Former Democratic National Committee Chair Jaime Harrison suggested Sunday that President Trump’s tax and spending legislation will make red states more competitive in the next election cycle, as the consequences of the GOP megabill continue to take effect.
In an interview on MSNBC’s “The Weekend” with Jonathan Capehart, Harrison pointed to the extension of the 2017 tax cuts, which disproportionately benefit the higher income brackets, and the cuts to health care, including in his home state of South Carolina.
“You’re going to see so many people, 17 million people in this country, suffer because they lose health care coverage,” Harrison said, noting, “Here in South Carolina, six out of eight residents in nursing homes are on Medicaid [and] … 14 of our counties have no OB-GYNs. Five of them only have one, right.”
“So it’s only going to get worse for the American people,” he added.

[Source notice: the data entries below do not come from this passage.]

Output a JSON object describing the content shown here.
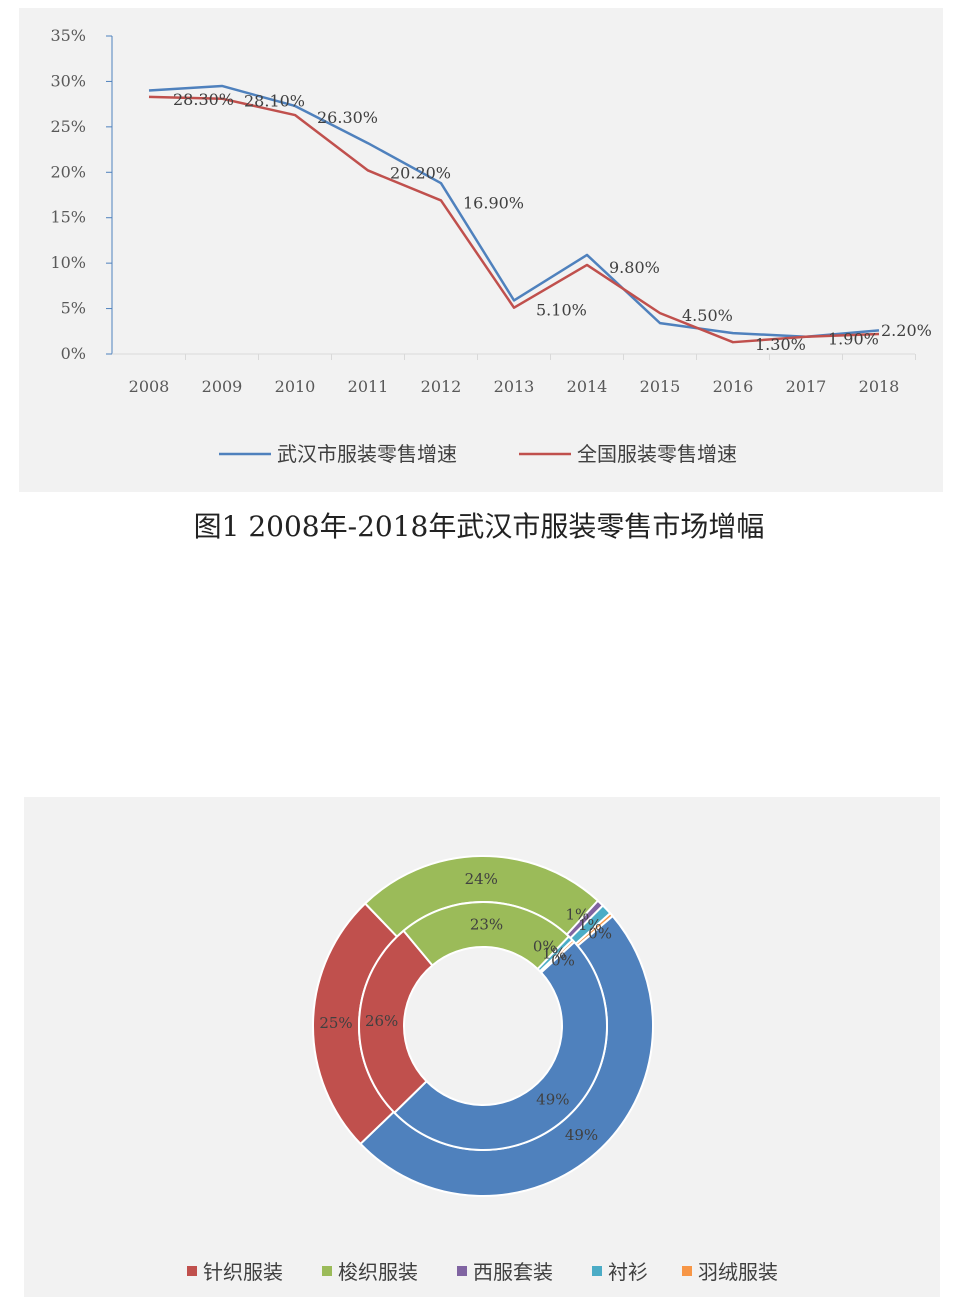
{
  "caption": "图1 2008年-2018年武汉市服装零售市场增幅",
  "chart_data": [
    {
      "type": "line",
      "x": [
        "2008",
        "2009",
        "2010",
        "2011",
        "2012",
        "2013",
        "2014",
        "2015",
        "2016",
        "2017",
        "2018"
      ],
      "y_ticks": [
        "0%",
        "5%",
        "10%",
        "15%",
        "20%",
        "25%",
        "30%",
        "35%"
      ],
      "ylim": [
        0,
        35
      ],
      "series": [
        {
          "name": "武汉市服装零售增速",
          "color": "#4f81bd",
          "values": [
            29.0,
            29.5,
            27.3,
            23.2,
            18.8,
            5.9,
            10.9,
            3.4,
            2.3,
            1.9,
            2.6
          ]
        },
        {
          "name": "全国服装零售增速",
          "color": "#c0504d",
          "values": [
            28.3,
            28.1,
            26.3,
            20.2,
            16.9,
            5.1,
            9.8,
            4.5,
            1.3,
            1.9,
            2.2
          ]
        }
      ],
      "data_labels": [
        "28.30%",
        "28.10%",
        "26.30%",
        "20.20%",
        "16.90%",
        "5.10%",
        "9.80%",
        "4.50%",
        "1.30%",
        "1.90%",
        "2.20%"
      ],
      "legend_position": "bottom",
      "grid": false
    },
    {
      "type": "pie",
      "style": "double-ring-donut",
      "categories": [
        "针织服装",
        "梭织服装",
        "西服套装",
        "衬衫",
        "羽绒服装"
      ],
      "colors": [
        "#c0504d",
        "#9bbb59",
        "#8064a2",
        "#4bacc6",
        "#f79646"
      ],
      "rings": [
        {
          "ring": "outer",
          "values": [
            25,
            24,
            1,
            1,
            0
          ],
          "labels": [
            "25%",
            "24%",
            "1%",
            "1%",
            "0%"
          ]
        },
        {
          "ring": "inner",
          "values": [
            26,
            23,
            0,
            1,
            0
          ],
          "labels": [
            "26%",
            "23%",
            "0%",
            "1%",
            "0%"
          ]
        }
      ],
      "blue_segment": {
        "color": "#4f81bd",
        "outer_value": 49,
        "inner_value": 49,
        "outer_label": "49%",
        "inner_label": "49%"
      },
      "legend_position": "bottom"
    }
  ]
}
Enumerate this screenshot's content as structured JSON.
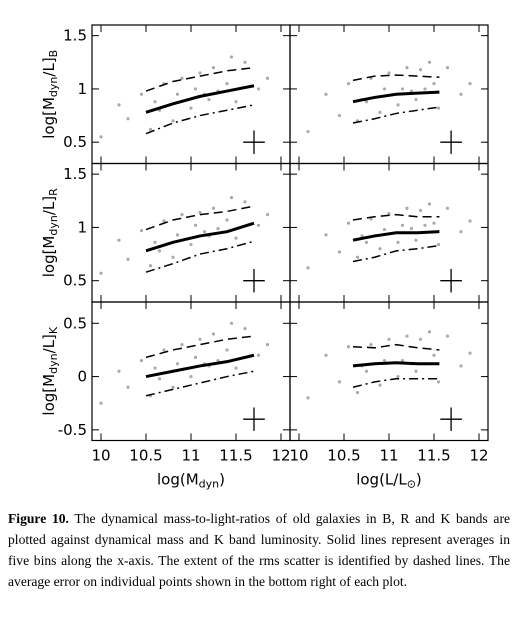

Harrison noted the legislation affects people across parties and said those effects will trickle down into the midterm elections.
“And it’s not just Democrats; it’s Democrats, Republicans, it’s Black folks, it’s white folks — all the people who are going to suffer as a result of this. And we’ll see more rural hospitals close as well,” Harrison said.
Harrison said the legislation has “really reset the game table.”
“I think you’re going to see states like Iowa and Texas — where maybe it wasn’t going to be so competitive in 2026 — but now it’s going to be,” he said.
“And so you’ll see Colin Allred and some of these other, Chris Jones, some of these other folks running for office in seats that were probably not as competitive two or four years ago that are ultra-competitive now because Republicans have reshifted the game table with this awful, awful bill,” he added.